Pedasnya cabai memang memikat lidah namun pedasnya cabai kian kalah dengan harganya yang semakin pedas. Terpantau harga cabai merah keriting mengalami kenaikan dengan rata-rata Rp55.800 per kg. Harga cabai rawit merah terpantau semakin 'pedas'. Kini harga cabai rawit merah tembus Rp 71.200 per kg. Untuk DKI Jakarta tembus hingga Rp86.980 per kg.


Permainan Tengkulak


Adanya permainan tengkulak yang menimbun barang adalah dugaan yang logis. Bahkan praktik mafia di negeri inipun sangat leluasa, mereka bebas memiliki gudang besar untuk menimbun stok beras, lalu menahan distribusi dan menaikkan harga. Sedangkan di Indonesia sendiri dari sisi produksi merupakan lima negara penghasil terbesar di dunia, dan dari sisi konsumsi juga merupakan negara konsumen terbesar setelah Cina, India, Bangladesh. 


Para tengkulak ataupun mafia beras rela melakukan kecurangan hanya demi mendapatkan keuntungan yang tinggi. Seakan tidak adanya  pengawasan dan sanksi tegas dari negara, asal ada modal mereka bebas melakukan sesuka hati. Begitu pun kenaikan harga cabai yang seakan-akan kompak dengan kenaikan harga beras dimana salah satu faktor penyebabnya disinyalir karena alasan faktor cuaca, kondisi tanah, musim hujan yang mengakibatkan cabai busuk.


Bukan hanya ada himbauan dengan berkata "enggak apa-apa cabai mahal sekali-sekali agar petani tidak rugi." Padahal realitanya kehidupan petani tetaplah miskin walau hasil pertanian dan perkebunan mereka produktif. Mereka selalu dipermainkan tengkulak, pengepul dan cukong hingga mempermainkan harga yang nyatanya juga merugikan petani. Begitu juga keresahan di tengah masyarakat karena harga bahan pokok yang tidak stabil dan semakin tinggi. Lalu, menjadi pertanyaan besar mengapa pemerintah tidak bisa mengantisipasi harga pangan (sembako) sementara keadaan ini terus berulang.


Dimana Peran Negara?


Meskipun berulang terjadi, seakan pemerintah membiarkan bahkan tidak ambil pusing dari keresahan ini. Menstabilkan harga bahan pangan adalah peran negara, menciptakan kesejahteraan petani juga pertanian adalah tugas utama negara. Tapi sayang beribu sayang, inilah gambaran yang sebenarnya merupakan konsekuensi dari penerapan sistem ekonomi kapitalis. Dimana pihak penguasa dan pengusaha hanya fokus pada perhitungan untung dan rugi, bukan pada kesejahteraan rakyatnya.

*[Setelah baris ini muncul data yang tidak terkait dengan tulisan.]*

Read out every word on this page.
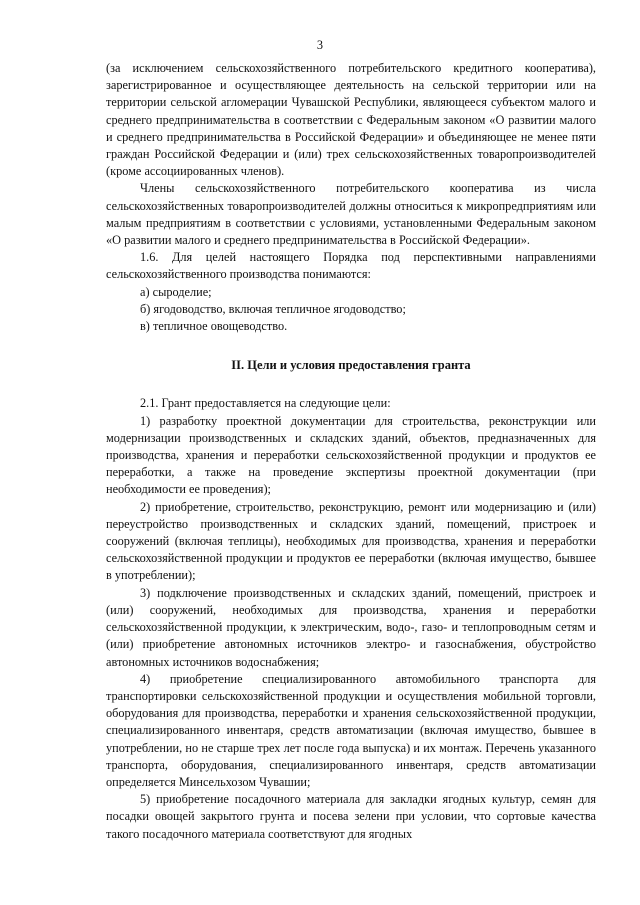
3

(за исключением сельскохозяйственного потребительского кредитного кооператива), зарегистрированное и осуществляющее деятельность на сельской территории или на территории сельской агломерации Чувашской Республики, являющееся субъектом малого и среднего предпринимательства в соответствии с Федеральным законом «О развитии малого и среднего предпринимательства в Российской Федерации» и объединяющее не менее пяти граждан Российской Федерации и (или) трех сельскохозяйственных товаропроизводителей (кроме ассоциированных членов).

Члены сельскохозяйственного потребительского кооператива из числа сельскохозяйственных товаропроизводителей должны относиться к микропредприятиям или малым предприятиям в соответствии с условиями, установленными Федеральным законом «О развитии малого и среднего предпринимательства в Российской Федерации».

1.6. Для целей настоящего Порядка под перспективными направлениями сельскохозяйственного производства понимаются:

а) сыроделие;

б) ягодоводство, включая тепличное ягодоводство;

в) тепличное овощеводство.

II. Цели и условия предоставления гранта

2.1. Грант предоставляется на следующие цели:

1) разработку проектной документации для строительства, реконструкции или модернизации производственных и складских зданий, объектов, предназначенных для производства, хранения и переработки сельскохозяйственной продукции и продуктов ее переработки, а также на проведение экспертизы проектной документации (при необходимости ее проведения);

2) приобретение, строительство, реконструкцию, ремонт или модернизацию и (или) переустройство производственных и складских зданий, помещений, пристроек и сооружений (включая теплицы), необходимых для производства, хранения и переработки сельскохозяйственной продукции и продуктов ее переработки (включая имущество, бывшее в употреблении);

3) подключение производственных и складских зданий, помещений, пристроек и (или) сооружений, необходимых для производства, хранения и переработки сельскохозяйственной продукции, к электрическим, водо-, газо- и теплопроводным сетям и (или) приобретение автономных источников электро- и газоснабжения, обустройство автономных источников водоснабжения;

4) приобретение специализированного автомобильного транспорта для транспортировки сельскохозяйственной продукции и осуществления мобильной торговли, оборудования для производства, переработки и хранения сельскохозяйственной продукции, специализированного инвентаря, средств автоматизации (включая имущество, бывшее в употреблении, но не старше трех лет после года выпуска) и их монтаж. Перечень указанного транспорта, оборудования, специализированного инвентаря, средств автоматизации определяется Минсельхозом Чувашии;

5) приобретение посадочного материала для закладки ягодных культур, семян для посадки овощей закрытого грунта и посева зелени при условии, что сортовые качества такого посадочного материала соответствуют для ягодных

Pemerintahan dalam sistem kapitalis telah gagal mensejahterakan rakyatnya, bahkan sampai saat inipun belum adanya upaya untuk memaksimalkan dan memberi solusi tepat dalam menekan gejolak harga dipasaran.


Solusi Islam


Didalam sistem Islam negara mampu menjaga stabilitas harga pasar, dengan kebijakan pasar dan kekuatan qadhi hisbah. Dalam pandangan islam pemerintah adalah pihak yang bertanggung jawab meri'ayah (mengurusi) umat. Sumber daya alam (SDA) harus bisa dikelola dengan baik yang tidak boleh diberikan pihak swasta bahkan pihak asing.

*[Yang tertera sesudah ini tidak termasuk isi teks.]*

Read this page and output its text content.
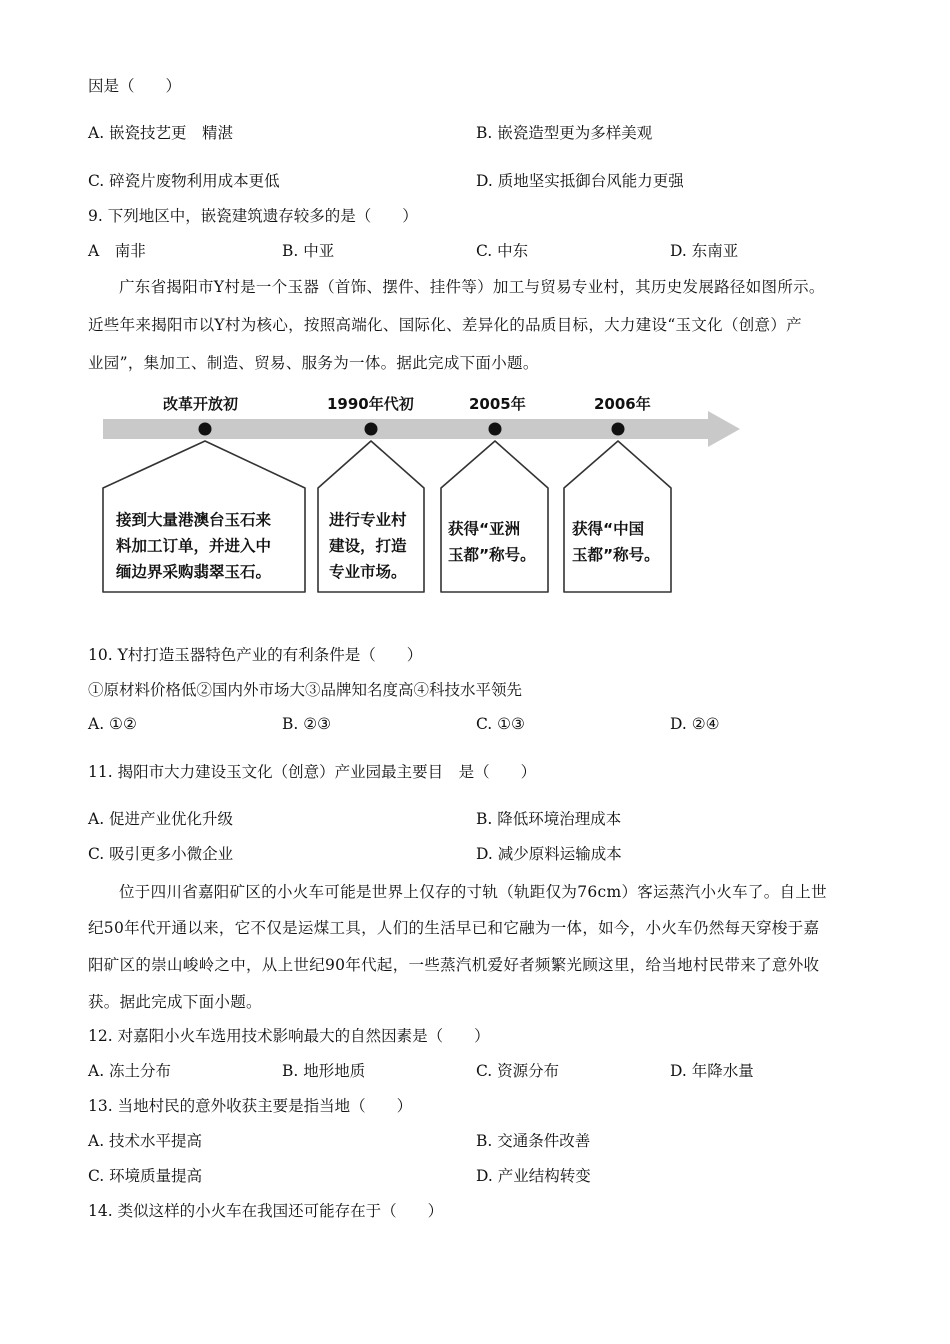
因是（　　）
A. 嵌瓷技艺更　精湛	B. 嵌瓷造型更为多样美观
C. 碎瓷片废物利用成本更低	D. 质地坚实抵御台风能力更强
9. 下列地区中，嵌瓷建筑遗存较多的是（　　）
A　南非	B. 中亚	C. 中东	D. 东南亚
广东省揭阳市Y村是一个玉器（首饰、摆件、挂件等）加工与贸易专业村，其历史发展路径如图所示。
近些年来揭阳市以Y村为核心，按照高端化、国际化、差异化的品质目标，大力建设“玉文化（创意）产
业园”，集加工、制造、贸易、服务为一体。据此完成下面小题。
改革开放初	1990年代初	2005年	2006年
接到大量港澳台玉石来
料加工订单，并进入中
缅边界采购翡翠玉石。
进行专业村
建设，打造
专业市场。
获得“亚洲
玉都”称号。
获得“中国
玉都”称号。
10. Y村打造玉器特色产业的有利条件是（　　）
①原材料价格低②国内外市场大③品牌知名度高④科技水平领先
A. ①②	B. ②③	C. ①③	D. ②④
11. 揭阳市大力建设玉文化（创意）产业园最主要目　是（　　）
A. 促进产业优化升级	B. 降低环境治理成本
C. 吸引更多小微企业	D. 减少原料运输成本
位于四川省嘉阳矿区的小火车可能是世界上仅存的寸轨（轨距仅为76cm）客运蒸汽小火车了。自上世
纪50年代开通以来，它不仅是运煤工具，人们的生活早已和它融为一体，如今，小火车仍然每天穿梭于嘉
阳矿区的崇山峻岭之中，从上世纪90年代起，一些蒸汽机爱好者频繁光顾这里，给当地村民带来了意外收
获。据此完成下面小题。
12. 对嘉阳小火车选用技术影响最大的自然因素是（　　）
A. 冻土分布	B. 地形地质	C. 资源分布	D. 年降水量
13. 当地村民的意外收获主要是指当地（　　）
A. 技术水平提高	B. 交通条件改善
C. 环境质量提高	D. 产业结构转变
14. 类似这样的小火车在我国还可能存在于（　　）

Sebagaimana sabda Rasulullah SAW ; "Kaum muslim berserikat dalam tiga hal, padang rumput, air, dan api." (HR. Abu Daud)


Hukum pun akan ditegakkan agar semua faktor yang menghambat produksi dan distribusi bisa dieliminasi. Bahkan adanya praktek kecurangan dan kezaliman maupun sejenisnya akan dicegah oleh kekuatan politik dalam sistem hukum islam yang diterapkan, termasuk dukungan aparat, serta polisi dan qadhi hisbah yang melakukan patroli di pasar-pasar.


Jika terdapat ketidakseimbangan harga maka negara pun melalui lembaga pengendali akan menyeimbangkan dan mendatangkan barang dari daerah lain, jika belum cukup juga akan diselesaikan dengan kebijakan import. Sungguh kita sangat butuh pengaturan dengan sistem ekonomi Islam yang bisa memberikan harga-harga dapat stabil dan terjangkau untuk kebutuhan masyarakat. 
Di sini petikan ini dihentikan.